By Dan Costa :  May 5, 2004

Opteron Gets a Foothold

When AMD launched the Opteron one year ago it was hailed as a significant technological innovation with some major market hurdles to overcome. Since then the Opteron has found its way most of the tier-one OEM portfolios and helped AMD post two consecutive quarters of profit. Now AMD hopes it can build on the chips initial success and open up a pathway to fast, low-power four-way workstations.

"In the next six months you will see advanced four-way products, lower power chips, and improvements from an architectural standpoint," says Benjamin Williams, director of Server/Workstation Business Segments at AMD. Williams says the company will also be moving to a 90nm process in the third quarter of 2004, which should also increase performance and clock rates. The company has also announced plans to build a dual-core Opteron for servers in 2005, but is has not indicated if these chips would also go into workstations.

In Opteron's short history, it has gained the backing of a number of powerful companies. Leading OEMs including Fujitsu-Siemens Computer, HP, IBM and Sun-are currently shipping AMD Opteron processor-based systems. More than 250 OS and ISV partners support AMD64 technology including Computer Associates, IBM, Microsoft, Oracle, RedHat, Sun, SUSE LINUX and VMware.

This kind of industry support has driven sales. According to IDC research, Opteron shipments have doubled each quarter since the product was launched. Still, the overall market share has been relatevly small compared to Intel. With just 35,000 Opteron servers shipping in 2003, Opteron is a small slice of the 3.26 million-unit IA-32 server market.

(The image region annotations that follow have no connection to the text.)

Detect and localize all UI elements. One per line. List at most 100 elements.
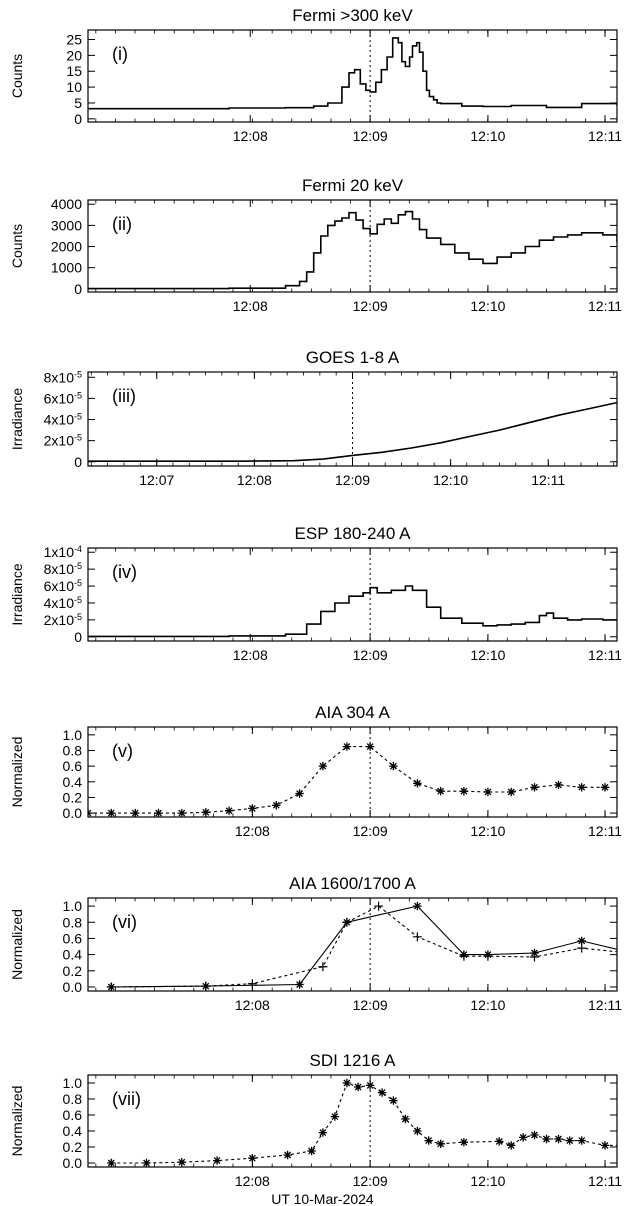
data-point xyxy=(247,979,257,989)
data-point xyxy=(495,1137,504,1146)
series-line xyxy=(88,746,605,814)
y-axis-label: Normalized xyxy=(9,737,25,808)
data-point xyxy=(459,787,469,796)
plot-frame xyxy=(87,897,618,992)
x-tick-label: 12:09 xyxy=(353,128,388,144)
series-line xyxy=(88,210,617,290)
data-point xyxy=(283,1150,292,1160)
data-point xyxy=(307,1146,316,1156)
y-tick-label: 2000 xyxy=(51,239,82,255)
x-tick-label: 12:07 xyxy=(139,472,174,488)
data-layer xyxy=(88,210,617,290)
data-layer xyxy=(106,901,633,991)
data-point xyxy=(177,1158,186,1167)
series-line xyxy=(111,905,617,988)
x-tick-label: 12:08 xyxy=(233,128,268,144)
y-tick-label: 10 xyxy=(66,79,82,95)
x-tick-label: 12:08 xyxy=(237,472,272,488)
y-axis-label: Normalized xyxy=(9,1086,25,1157)
data-point xyxy=(424,1136,433,1145)
data-point xyxy=(483,787,493,797)
y-axis-label: Irradiance xyxy=(9,563,25,625)
y-tick-label: 0.6 xyxy=(63,1107,83,1123)
series-line xyxy=(88,585,617,638)
x-tick-label: 12:09 xyxy=(335,472,370,488)
x-tick-label: 12:09 xyxy=(353,823,388,839)
data-point xyxy=(625,1141,633,1149)
y-tick-label: 6x10-5 xyxy=(44,390,82,406)
data-point xyxy=(624,948,633,957)
data-point xyxy=(318,962,328,972)
panel-title: AIA 304 A xyxy=(315,703,390,722)
panel-label: (vi) xyxy=(112,912,137,932)
y-tick-label: 0.2 xyxy=(63,963,83,979)
panel-title: SDI 1216 A xyxy=(309,1051,396,1070)
data-point xyxy=(318,1128,328,1137)
x-tick-label: 12:09 xyxy=(353,298,388,314)
data-point xyxy=(565,1136,574,1145)
data-point xyxy=(272,801,281,810)
y-tick-label: 1x10-4 xyxy=(44,544,82,560)
x-tick-label: 12:11 xyxy=(588,1173,622,1189)
y-tick-label: 0.0 xyxy=(63,979,83,995)
y-tick-label: 2x10-5 xyxy=(44,433,82,449)
y-tick-label: 0.8 xyxy=(63,914,83,930)
panel-title: Fermi 20 keV xyxy=(302,176,404,195)
data-point xyxy=(353,1082,363,1092)
panel-title: ESP 180-240 A xyxy=(295,524,412,543)
data-point xyxy=(88,808,93,817)
x-axis-label: UT 10-Mar-2024 xyxy=(271,1191,374,1206)
data-point xyxy=(413,779,422,788)
x-tick-label: 12:10 xyxy=(433,472,468,488)
x-tick-label: 12:11 xyxy=(588,647,622,663)
data-point xyxy=(530,1130,539,1140)
x-tick-label: 12:09 xyxy=(353,647,388,663)
data-point xyxy=(436,787,445,796)
data-point xyxy=(389,761,398,771)
y-tick-label: 0.0 xyxy=(63,805,83,821)
y-tick-label: 0.2 xyxy=(63,1139,83,1155)
plot-frame xyxy=(87,199,618,293)
y-tick-label: 0 xyxy=(74,281,82,297)
y-tick-label: 0.4 xyxy=(63,774,83,790)
plot-frame xyxy=(87,1074,618,1168)
data-point xyxy=(177,808,186,817)
data-point xyxy=(377,1088,387,1097)
panel-2: Fermi 20 keV 12:08 12:09 12:10 12:11 0 1000 200… xyxy=(9,176,622,314)
y-tick-label: 3000 xyxy=(51,217,82,233)
panel-title: Fermi >300 keV xyxy=(292,6,413,25)
data-point xyxy=(529,952,539,962)
data-point xyxy=(248,1154,257,1163)
y-tick-label: 0.6 xyxy=(63,758,83,774)
data-point xyxy=(483,951,493,961)
data-layer xyxy=(88,37,617,110)
y-tick-label: 1.0 xyxy=(63,898,83,914)
data-point xyxy=(365,1081,375,1090)
data-point xyxy=(401,1114,410,1124)
data-point xyxy=(342,1078,352,1088)
y-tick-label: 4x10-5 xyxy=(44,595,82,611)
data-layer xyxy=(88,742,610,817)
x-tick-label: 12:10 xyxy=(470,997,505,1013)
data-point xyxy=(295,789,304,798)
plot-frame xyxy=(87,726,618,818)
y-tick-label: 0 xyxy=(74,111,82,127)
x-tick-label: 12:11 xyxy=(588,128,622,144)
x-tick-label: 12:11 xyxy=(531,472,565,488)
y-tick-label: 4000 xyxy=(51,196,82,212)
data-point xyxy=(295,980,304,989)
y-tick-label: 0.8 xyxy=(63,742,83,758)
data-point xyxy=(201,808,210,817)
panel-label: (vii) xyxy=(112,1089,141,1109)
x-tick-label: 12:09 xyxy=(353,1173,388,1189)
panel-label: (iv) xyxy=(112,562,137,582)
data-point xyxy=(154,808,163,817)
panel-6: AIA 1600/1700 A12:08 12:09 12:10 12:110.00.… xyxy=(9,874,633,1013)
y-tick-label: 8x10-5 xyxy=(44,369,82,385)
data-point xyxy=(365,742,375,751)
x-tick-label: 12:08 xyxy=(233,647,268,663)
data-point xyxy=(330,1112,340,1121)
x-tick-label: 12:10 xyxy=(470,298,505,314)
x-tick-label: 12:08 xyxy=(235,823,270,839)
x-tick-label: 12:08 xyxy=(235,1173,270,1189)
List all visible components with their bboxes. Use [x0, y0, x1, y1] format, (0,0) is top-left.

Its share of the workstation market is also relatively small, but the Opteron's impact goes beyond the number of chips that are sold.

"AMD has helped change the industry landscape by establishing the AMD64 technology as the first platform to bring 64-bit computing to the x86 architecture. OEMs who have added AMD Opteron processor-based servers to their portfolios have expanded their addressable market for the x86 marketplace," according to Vernon Turner, group vice president of Global Enterprise Server Solutions at IDC. "The AMD Opteron processor gives enterprise customers flexibility and scalability with the investment protection of an industry-standard server platform."

Opteron's ability to run both 32-bit and 64-bit code provides customers with a pain-free upgrade path to 64-bit computing. AMD has also brought the same technology to the desktop with its Athlon64 processor. Because of the Opteron's and Athlon 64's success, Intel was forced to develop 64-bit extensions for its own 32-bit chips. Xeons and Pentium 4s capable of running 64-bit applications could arrive later this year, but Williams thinks AMD can still compete with Intel.